Sometimes, I think it’s weird how differently I have been viewing everything this week. I mean, things changed practically within a heartbeat last Sunday. Now, it feels as if not only have my eyes been opened, but my soul has been awakened. It feels as if I am not in the same place anymore. Even though I have seen the same things over and over again, everything around me feels so new and different. Life feels different. I see new things in Joelle that are fascinating. Joshua seems different as well. Even music has taken on a different beauty that I can’t explain. I can’t explain anything at the moment. It’s as if God has given me another chance and another point of view in life.
This past Sunday I got a an answer to one of my prayers that, although may seem small and insignificant to anyone else, felt really huge to me:
Our former pastor, who has stepped down at our church to do bigger and better things for God’s purpose, is someone that I always related to musically. Whenever we used to play on some special worship teams together, I always felt closer to God because of him. Not because we was our pastor, but because it felt like we charged each other up so much that it almost as if we could light up the entire church building and then some. You wanna talk about being gripped by the Holy Spirit, this was unexplainable to the point of overwhelm. If anything, I don’t know if his new position will allow us to do worship music like that again, so all I wanted was that chance to do this once more, even if it turns out to the be the last time (which I hope not, but one never knows). That’s all I prayed for.

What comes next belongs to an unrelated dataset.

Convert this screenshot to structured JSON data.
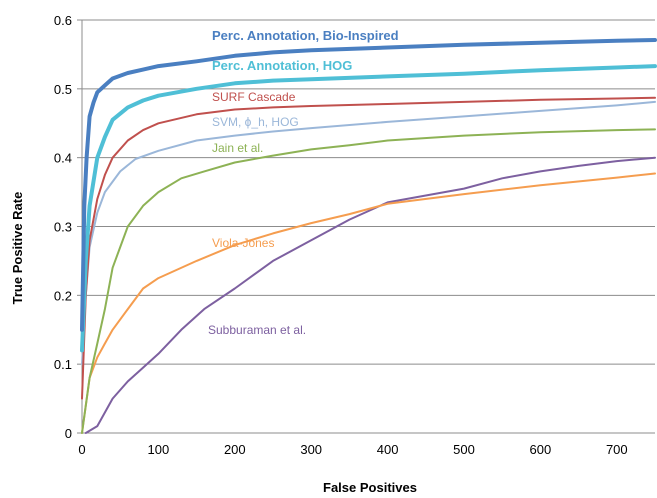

My prayer got answered when I was playing at his send-off party last Sunday. In our second worship set, our worship team leader right into the song asked the pastor to come up and sing with us. It didn’t take another second to realize it all, and I was so overwhelmed with joy, I was practically drowning in my own tears. Funny enough, we were singing “How Great Is Our God”, and to me, nothing could have been more true at the time. It was way too much to contain, and I was playing it out so hard on my guitar that I was surprised that I didn’t break a string.
It was such a tiny prayer, but it was answered in such a big way to me. It truly showed how great is our God!